As Chairman of Professional Footballers Australia (PFA), the exclusive representative of Australia’s professional footballers, I write in relation to a piece that appeared in today’s Herald Sun titled “Soccer thugs are emerging new radicals with mindset for street warfare.”

The piece was either a disgraceful attempt to portray the beautiful game and its fans in a negative light with no substantiation or foundation, or a satirical masterpiece poking fun at historical attempts by your newspaper to attack the multicultural, global and Australian game of football. As yet, I am not quite sure which and was hoping you may be able to illuminate the issue.

Given the extraordinary lack of foundation in the piece, it would appear to be a clever characterisation of the anti football media bias we sometimes still see in Australia, though which stands so starkly against a backdrop of tremendous growth in the game and, of course, overwhelming appreciation and acceptance by the Australian public. If this is so, please apologise to the journalist in question on my behalf, as I was not quick to get the joke.

Even for satire, which succeeds by stretching narrow points to their absolute extreme, it was quite a brilliant piece of writing, in that connections were drawn and propositions made without any underlying justification whatsoever. Most brave, and my compliments to the writer.

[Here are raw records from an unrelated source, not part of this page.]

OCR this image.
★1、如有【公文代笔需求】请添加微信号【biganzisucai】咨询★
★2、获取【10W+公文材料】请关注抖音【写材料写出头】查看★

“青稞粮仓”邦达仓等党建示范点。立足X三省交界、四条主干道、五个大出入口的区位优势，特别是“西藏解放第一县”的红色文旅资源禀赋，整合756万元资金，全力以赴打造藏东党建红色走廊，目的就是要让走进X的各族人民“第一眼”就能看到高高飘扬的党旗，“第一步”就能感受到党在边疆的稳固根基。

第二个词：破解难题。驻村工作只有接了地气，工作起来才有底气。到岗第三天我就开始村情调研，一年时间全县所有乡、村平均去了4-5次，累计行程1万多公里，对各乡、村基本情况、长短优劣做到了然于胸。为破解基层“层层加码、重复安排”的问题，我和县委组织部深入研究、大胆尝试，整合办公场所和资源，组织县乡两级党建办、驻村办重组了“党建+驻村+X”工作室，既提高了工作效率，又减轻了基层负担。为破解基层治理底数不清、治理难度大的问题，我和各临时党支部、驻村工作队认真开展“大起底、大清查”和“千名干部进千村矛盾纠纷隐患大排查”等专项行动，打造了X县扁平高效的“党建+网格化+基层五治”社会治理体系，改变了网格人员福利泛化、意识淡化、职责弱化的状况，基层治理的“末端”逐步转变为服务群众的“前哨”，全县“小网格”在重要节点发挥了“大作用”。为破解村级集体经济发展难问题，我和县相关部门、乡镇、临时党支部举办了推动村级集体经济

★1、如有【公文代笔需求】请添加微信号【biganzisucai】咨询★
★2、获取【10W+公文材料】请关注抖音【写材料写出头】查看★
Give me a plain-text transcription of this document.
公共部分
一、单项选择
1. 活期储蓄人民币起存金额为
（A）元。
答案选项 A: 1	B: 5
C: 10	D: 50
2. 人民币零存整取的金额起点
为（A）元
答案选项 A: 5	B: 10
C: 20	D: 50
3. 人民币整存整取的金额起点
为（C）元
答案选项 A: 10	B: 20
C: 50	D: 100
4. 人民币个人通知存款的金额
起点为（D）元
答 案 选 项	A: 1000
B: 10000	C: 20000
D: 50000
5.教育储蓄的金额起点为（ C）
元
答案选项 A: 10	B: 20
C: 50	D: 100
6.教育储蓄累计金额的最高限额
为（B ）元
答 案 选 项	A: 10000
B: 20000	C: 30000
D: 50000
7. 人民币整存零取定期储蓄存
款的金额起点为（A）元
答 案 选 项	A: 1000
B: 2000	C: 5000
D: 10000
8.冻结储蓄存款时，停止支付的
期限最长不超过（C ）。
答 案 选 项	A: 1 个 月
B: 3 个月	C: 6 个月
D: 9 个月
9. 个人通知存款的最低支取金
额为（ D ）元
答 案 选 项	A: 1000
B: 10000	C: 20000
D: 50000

Were it, on the other hand, meant as a serious piece, I would imagine that you would be gravely concerned at the analogies drawn between football fans stopping traffic, and jihadists seeking wanton death and destruction and an end to the Western, liberal democratic society as we know it.

Clearly, no such link should ever be made (perhaps not even in satire) in a publication with a responsibility to maintain basic standards of journalism in the public domain.

Further, to suggest that football fans in Australia present a grave threat to the streets of of this country is a fictional creation of the most supreme creativity, not to mention reprehensible, considering the genuine issues facing society today. Evidence for this fantastical proposition was that fans caused ‘traffic congestion’. If terror on the streets means a traffic jam, then your journalist has created a new definition which places us all at great risk. Just yesterday, I personally took an inordinate amount of time to cross at a red light, slowing traffic considerably and, by this measure, should expect to see a summons in the mail shortly.

Our football fans have driven the growth of our wonderful game, better represent the rich diversity of Australian society than any other sport and create an atmosphere that is the envy of all other major codes. The envy, too, one might conclude, of other major newspapers?

On behalf of our members, the professional footballers of Australia, we condemn this portrayal of our football fans in the strongest possible terms and call on the Herald Sun to treat football in a manner consistent with the game’s significant and burgeoning contribution to the Australian sporting landscape and to the broader multicultural community.

Or, alternatively, I very much look forward to more satire.